For the best experience, pair effort with adaptive thinking (thinking: {type: "adaptive"}). This lets Claude dynamically decide how much thinking to apply based on the problem, while effort sets the overall ceiling.

response = client.messages.create(
    model="claude-sonnet-4-20250514",
    max_tokens=8192,
    thinking={"type": "adaptive"},
    effort="high",
    messages=[
        {"role": "user", "content": "Design a distributed caching system."}
    ]
)

Note: On Opus 4.6 and Sonnet 4.6, effort replaces budget_tokens. While budget_tokens is still accepted, it is deprecated and will be removed in a future model release.

---

Best Practices

Start with medium for Sonnet 4.6 – It avoids unexpected latency while maintaining strong performance.
Use low for high-volume or latency-sensitive endpoints – Especially for chat or simple classification.
Reserve max for your hardest problems – It’s powerful but expensive.
Combine with adaptive thinking – This gives Claude the flexibility to think only when needed.
Monitor token usage – Effort is a signal, not a hard limit.
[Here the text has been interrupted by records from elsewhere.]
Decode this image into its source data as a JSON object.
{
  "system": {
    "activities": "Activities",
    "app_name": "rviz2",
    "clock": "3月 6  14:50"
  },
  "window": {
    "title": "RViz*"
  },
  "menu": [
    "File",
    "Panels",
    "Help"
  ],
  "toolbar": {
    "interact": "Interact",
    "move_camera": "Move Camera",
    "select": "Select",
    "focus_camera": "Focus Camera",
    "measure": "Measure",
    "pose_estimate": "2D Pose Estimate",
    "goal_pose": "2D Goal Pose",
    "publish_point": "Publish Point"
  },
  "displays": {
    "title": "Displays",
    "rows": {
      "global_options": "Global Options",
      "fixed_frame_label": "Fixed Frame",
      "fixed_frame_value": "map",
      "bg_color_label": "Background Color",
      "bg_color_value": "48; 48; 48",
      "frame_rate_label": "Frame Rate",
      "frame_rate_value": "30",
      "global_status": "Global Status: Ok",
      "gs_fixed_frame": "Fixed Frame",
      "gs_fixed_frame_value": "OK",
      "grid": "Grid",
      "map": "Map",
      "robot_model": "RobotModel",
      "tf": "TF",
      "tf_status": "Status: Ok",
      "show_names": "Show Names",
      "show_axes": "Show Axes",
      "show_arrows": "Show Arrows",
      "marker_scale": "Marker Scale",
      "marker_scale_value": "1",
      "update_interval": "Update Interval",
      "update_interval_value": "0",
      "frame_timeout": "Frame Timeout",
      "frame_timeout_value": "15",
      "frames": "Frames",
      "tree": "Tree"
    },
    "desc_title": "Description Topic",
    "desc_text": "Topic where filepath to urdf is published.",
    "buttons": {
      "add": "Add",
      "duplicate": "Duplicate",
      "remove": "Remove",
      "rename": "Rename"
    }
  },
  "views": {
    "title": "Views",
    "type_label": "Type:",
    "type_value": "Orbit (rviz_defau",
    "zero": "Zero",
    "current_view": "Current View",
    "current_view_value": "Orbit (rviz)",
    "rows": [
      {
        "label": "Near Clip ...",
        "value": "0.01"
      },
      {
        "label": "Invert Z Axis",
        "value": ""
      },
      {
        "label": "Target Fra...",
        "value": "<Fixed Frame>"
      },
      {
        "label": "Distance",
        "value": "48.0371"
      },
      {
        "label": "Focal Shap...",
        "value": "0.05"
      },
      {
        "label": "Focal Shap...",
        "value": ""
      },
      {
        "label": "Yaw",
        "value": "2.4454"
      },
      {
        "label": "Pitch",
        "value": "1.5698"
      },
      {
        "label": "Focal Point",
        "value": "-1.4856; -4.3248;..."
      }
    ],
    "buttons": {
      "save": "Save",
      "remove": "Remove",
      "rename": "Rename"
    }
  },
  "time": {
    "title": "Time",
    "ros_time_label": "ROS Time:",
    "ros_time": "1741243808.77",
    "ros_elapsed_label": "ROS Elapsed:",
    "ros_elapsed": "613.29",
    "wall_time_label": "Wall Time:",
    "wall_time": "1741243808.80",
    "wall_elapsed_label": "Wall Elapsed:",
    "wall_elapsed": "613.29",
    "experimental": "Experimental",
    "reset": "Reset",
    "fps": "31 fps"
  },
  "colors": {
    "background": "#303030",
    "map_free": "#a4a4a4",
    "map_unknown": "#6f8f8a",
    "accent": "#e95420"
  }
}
Always track actual spend.

---

Key Takeaways

Effort controls token spend across text, tool calls, and thinking – no need to enable extended thinking to use it.
Five levels available: low, medium, high, xhigh (Opus 4.7 only), and max.
Medium is the recommended default for Sonnet 4.6 to balance speed, cost, and quality.
Effort replaces budget_tokens on Opus 4.6 and Sonnet 4.6 – migrate your code now.
Combine with adaptive thinking for the most efficient and capable experience.